Thirdly, we investigated the univariate relationships (correlations) between dairy cow enteric methane (CH4) production (g/day) predicted from milk MIR spectra and 42 technico-economic variables from 206 Walloon dairy herds over a period of 8 years. Enteric CH4 is an important part of the carbon footprint of milk production. Significant correlations ranged between |0.06| and |0.38|. Low MIR CH4 production tended to be associated with more extensive or suboptimal management practices, which could lead to lower profitability. The observed weak correlations suggest intricate interactions between MIR CH4 and technico-economic variables due to the use of real farm data with large variability in management practices. This implies the need for further research to unravel these complex relationships for a better understanding of factors associated with CH4 production on dairy farms in order to better target mitigation strategies.
Lastly, we discussed, in the light of the research carried out in this thesis, strengths as well as issues and considerations regarding the development of decision-support tools using milk MIR. In particular, key strengths of MIR are the low cost and rapidity of the technology as well as the standard procedures for milk sample collection and analysis, allowing the acquisition of MIR data on a large scale for the development of various customized tools to assist decision-making on dairy farms.

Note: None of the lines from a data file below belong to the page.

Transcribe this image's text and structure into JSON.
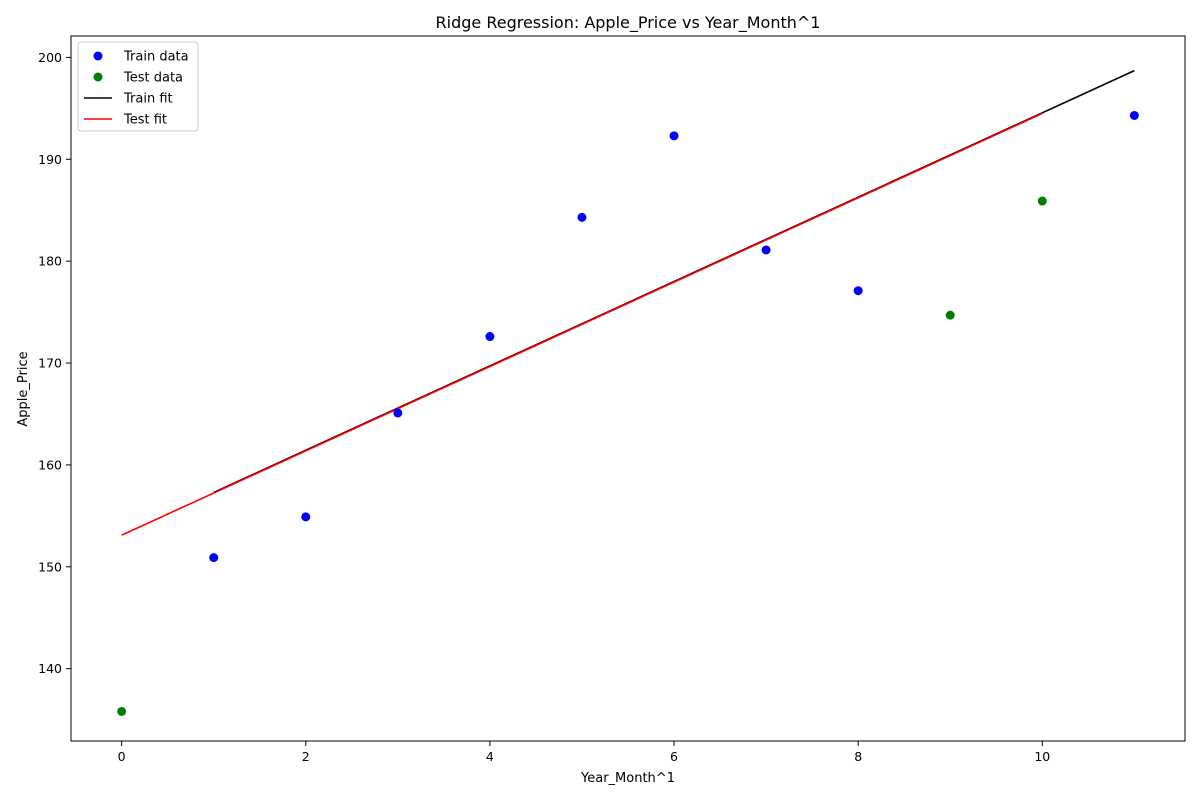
{
  "chart_data": {
    "type": "scatter",
    "title": "Ridge Regression: Apple_Price vs Year_Month^1",
    "xlabel": "Year_Month^1",
    "ylabel": "Apple_Price",
    "xlim": [
      -0.55,
      11.55
    ],
    "ylim": [
      132.9,
      202.1
    ],
    "xticks": [
      0,
      2,
      4,
      6,
      8,
      10
    ],
    "yticks": [
      140,
      150,
      160,
      170,
      180,
      190,
      200
    ],
    "grid": false,
    "legend_position": "upper left",
    "series": [
      {
        "name": "Train data",
        "kind": "scatter",
        "color": "#0000ff",
        "x": [
          1,
          2,
          3,
          4,
          5,
          6,
          7,
          8,
          11
        ],
        "y": [
          150.9,
          154.9,
          165.1,
          172.6,
          184.3,
          192.3,
          181.1,
          177.1,
          194.3
        ]
      },
      {
        "name": "Test data",
        "kind": "scatter",
        "color": "#008000",
        "x": [
          0,
          9,
          10
        ],
        "y": [
          135.8,
          174.7,
          185.9
        ]
      },
      {
        "name": "Train fit",
        "kind": "line",
        "color": "#000000",
        "x": [
          1,
          11
        ],
        "y": [
          157.3,
          198.7
        ]
      },
      {
        "name": "Test fit",
        "kind": "line",
        "color": "#ff0000",
        "x": [
          0,
          10
        ],
        "y": [
          153.1,
          194.5
        ]
      }
    ]
  }
}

Issues and considerations covered the prediction of indirect MIR traits, the quality and variability of spectral and reference data, the choice and validation of models, the utilization of MIR indicators, the study of MIR traits in the population, the timing of milk sampling, and the uptake of MIR tools by farmers.
In conclusion, this thesis contributed (1) to establish the first steps of the development of new MIR tools and studies to support decision-making in dairy farming with potential economic and environmental benefits; and (2) to gain insight into the benefits and considerations of using milk MIR for the development of decision-support tools.